In the period preceding the 1980’s, however, Keynesian ideas and socialist ideas were prevalent in the Caribbean. In Trinidad and Tobago, the PNM, under Dr. Eric Williams had professed a Keynesian model, i.e. a mixed economy; in Guyana, both Dr. Jagan and Forbes Burnham proposed socialist or Marxist models; in Jamaica, the PNP, under the leadership of Michael Manley, also put forward a socialist model; in Grenada, the PRG, under Maurice Bishop installed a Marxist model. So generally speaking, the Caribbean had favored a socialist or Keynesian approach to the economy. Manley himself became an eminent spokesman for the Third World, advocating a New International Economic Order (NEIO).

By the mid 1980’s, however, most governments in the region were adopting some form of Reaganomics that included deregulation, divestment, privatization, etc. In Trinidad and Tobago, the NAR came into power and introduced Structural Adjustment Policies (SAP’s); in Jamaica, Michael Manley was forced to adopt what was called the “zig zag” policy under pressure from the IMF and SAP’s were implemented; in Guyana, under the Hoyte administration, SAP’s were also implemented. Contemporaneously with the introduction of SAP’s, those who championed free-market policies emerged as the dominant voices in the society.

Perry Mars has looked at the rightward change of the Caribbean Left in Ideology and Change: The Transformation of the Caribbean Left. He defines the Caribbean Left as including:

…reformist politics at one end of the spectrum, and radical and revolutionary political movements and activities at the other. The Left, therefore, represents a varied array of agencies which challenge established precepts of the international and domestic status quo, and seeks to initiate change or relevant alternatives to the prevailing class structures within the established political system. (Mars 1998, xiii).

He attributes this change to “the relentless pressures towards ideological conformity stemming from the international capitalist environment, coupled with the consequential elitist and factional tendencies on the part of the Left leadership as a whole, would seem to be the most significant sources of the debacle” (Mars 1998, xiv). This study seeks to investigate in a more detailed manner this rightward shift in the Caribbean of the Left as defined by Mars, and in particular to look at the aggressive ideological warfare waged by the conservatives, who came to power in the Reagan Administration (and I want to deal in particular with those who are labeled ‘neoconservative’). This event, it is argued, transformed the World Bank policies from that based on a liberal worldview to that of one based on a conservative worldview. The result was the “Washington Consensus”, or what is popularly called “neo-liberalism” in the Caribbean. I should state from the outset that ‘Caribbean’ within the scope of this study refers to the Commonwealth Caribbean countries, in particular Jamaica, Trinidad and Tobago and Guyana.

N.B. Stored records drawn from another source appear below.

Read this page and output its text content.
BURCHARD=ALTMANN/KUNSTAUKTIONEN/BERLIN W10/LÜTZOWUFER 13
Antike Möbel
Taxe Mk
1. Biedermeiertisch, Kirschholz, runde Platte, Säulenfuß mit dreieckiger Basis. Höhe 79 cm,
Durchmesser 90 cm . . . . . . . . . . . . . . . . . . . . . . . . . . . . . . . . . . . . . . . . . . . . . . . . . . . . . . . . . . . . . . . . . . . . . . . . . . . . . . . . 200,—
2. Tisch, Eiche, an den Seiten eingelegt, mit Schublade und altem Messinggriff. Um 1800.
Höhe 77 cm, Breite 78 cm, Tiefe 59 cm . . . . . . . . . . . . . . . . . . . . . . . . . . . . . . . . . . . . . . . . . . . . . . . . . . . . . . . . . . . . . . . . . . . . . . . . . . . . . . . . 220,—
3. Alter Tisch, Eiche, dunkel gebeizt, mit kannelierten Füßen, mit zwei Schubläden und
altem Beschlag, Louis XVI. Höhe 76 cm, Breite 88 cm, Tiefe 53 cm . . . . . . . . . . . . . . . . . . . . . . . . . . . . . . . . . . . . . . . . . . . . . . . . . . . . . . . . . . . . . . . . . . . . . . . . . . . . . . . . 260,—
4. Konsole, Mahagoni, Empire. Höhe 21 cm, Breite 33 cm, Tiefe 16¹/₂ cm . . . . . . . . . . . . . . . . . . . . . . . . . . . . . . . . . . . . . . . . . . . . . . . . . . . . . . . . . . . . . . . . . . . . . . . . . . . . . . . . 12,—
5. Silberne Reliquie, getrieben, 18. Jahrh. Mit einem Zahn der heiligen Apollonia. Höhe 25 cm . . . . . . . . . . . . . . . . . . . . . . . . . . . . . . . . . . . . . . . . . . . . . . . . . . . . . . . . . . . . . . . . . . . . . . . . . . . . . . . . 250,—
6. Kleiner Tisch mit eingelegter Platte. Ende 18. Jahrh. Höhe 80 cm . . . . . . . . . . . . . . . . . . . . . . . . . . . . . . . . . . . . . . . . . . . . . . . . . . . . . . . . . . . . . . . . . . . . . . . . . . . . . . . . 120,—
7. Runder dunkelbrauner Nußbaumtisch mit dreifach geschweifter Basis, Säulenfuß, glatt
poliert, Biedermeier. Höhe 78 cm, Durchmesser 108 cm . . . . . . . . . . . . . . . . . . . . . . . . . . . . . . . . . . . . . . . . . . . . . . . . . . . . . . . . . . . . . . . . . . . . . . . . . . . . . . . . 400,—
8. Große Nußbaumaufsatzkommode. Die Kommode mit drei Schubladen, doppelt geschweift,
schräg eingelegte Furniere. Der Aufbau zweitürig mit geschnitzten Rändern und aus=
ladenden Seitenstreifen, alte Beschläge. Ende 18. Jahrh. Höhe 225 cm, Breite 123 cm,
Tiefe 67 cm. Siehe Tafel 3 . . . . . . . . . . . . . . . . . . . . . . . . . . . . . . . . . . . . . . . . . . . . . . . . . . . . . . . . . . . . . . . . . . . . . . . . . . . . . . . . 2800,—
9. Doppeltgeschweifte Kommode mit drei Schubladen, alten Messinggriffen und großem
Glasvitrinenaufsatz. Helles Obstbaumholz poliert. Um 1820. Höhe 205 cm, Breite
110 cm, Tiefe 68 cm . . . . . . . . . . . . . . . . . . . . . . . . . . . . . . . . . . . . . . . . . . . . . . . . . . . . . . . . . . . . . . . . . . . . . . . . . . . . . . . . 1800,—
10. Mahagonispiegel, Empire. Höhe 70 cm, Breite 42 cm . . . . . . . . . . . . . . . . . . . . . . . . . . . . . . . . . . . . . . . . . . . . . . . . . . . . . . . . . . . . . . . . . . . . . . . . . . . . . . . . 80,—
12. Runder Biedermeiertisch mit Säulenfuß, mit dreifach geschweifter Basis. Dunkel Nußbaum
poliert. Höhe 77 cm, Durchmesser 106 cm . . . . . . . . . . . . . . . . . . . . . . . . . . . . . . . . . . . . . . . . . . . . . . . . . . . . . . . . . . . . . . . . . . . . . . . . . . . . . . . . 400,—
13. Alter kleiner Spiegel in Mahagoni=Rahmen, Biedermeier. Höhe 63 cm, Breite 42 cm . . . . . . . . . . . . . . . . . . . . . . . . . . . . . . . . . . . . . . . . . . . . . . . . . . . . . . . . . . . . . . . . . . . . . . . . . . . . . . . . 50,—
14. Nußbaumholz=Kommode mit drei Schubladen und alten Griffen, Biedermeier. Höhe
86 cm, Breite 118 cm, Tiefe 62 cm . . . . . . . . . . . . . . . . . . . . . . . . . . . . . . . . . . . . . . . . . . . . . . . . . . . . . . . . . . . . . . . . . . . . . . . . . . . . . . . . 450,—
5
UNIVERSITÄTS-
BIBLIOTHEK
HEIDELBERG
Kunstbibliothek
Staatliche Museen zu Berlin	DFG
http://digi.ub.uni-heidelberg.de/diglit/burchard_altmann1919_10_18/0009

What caused the change in Caribbean societies and Governments that were essentially Keynesian, socialist or Marxist to governments that supported free market policies and right leaning tendencies? What caused this replacement in ideology, from a left-leaning one in the 60’s and 70’s, to a right-leaning or conservative ideology in the 80’s, in the Caribbean – specifically in Trinidad and Tobago, Jamaica and Guyana? This study will seek to answer this question. Other relevant questions posed are: What was the impact of conservatism (more accurately – neoconservatism) on World Bank policy? What were the different processes by which SAP’s were imposed on Jamaica, Trinidad and Tobago and Guyana?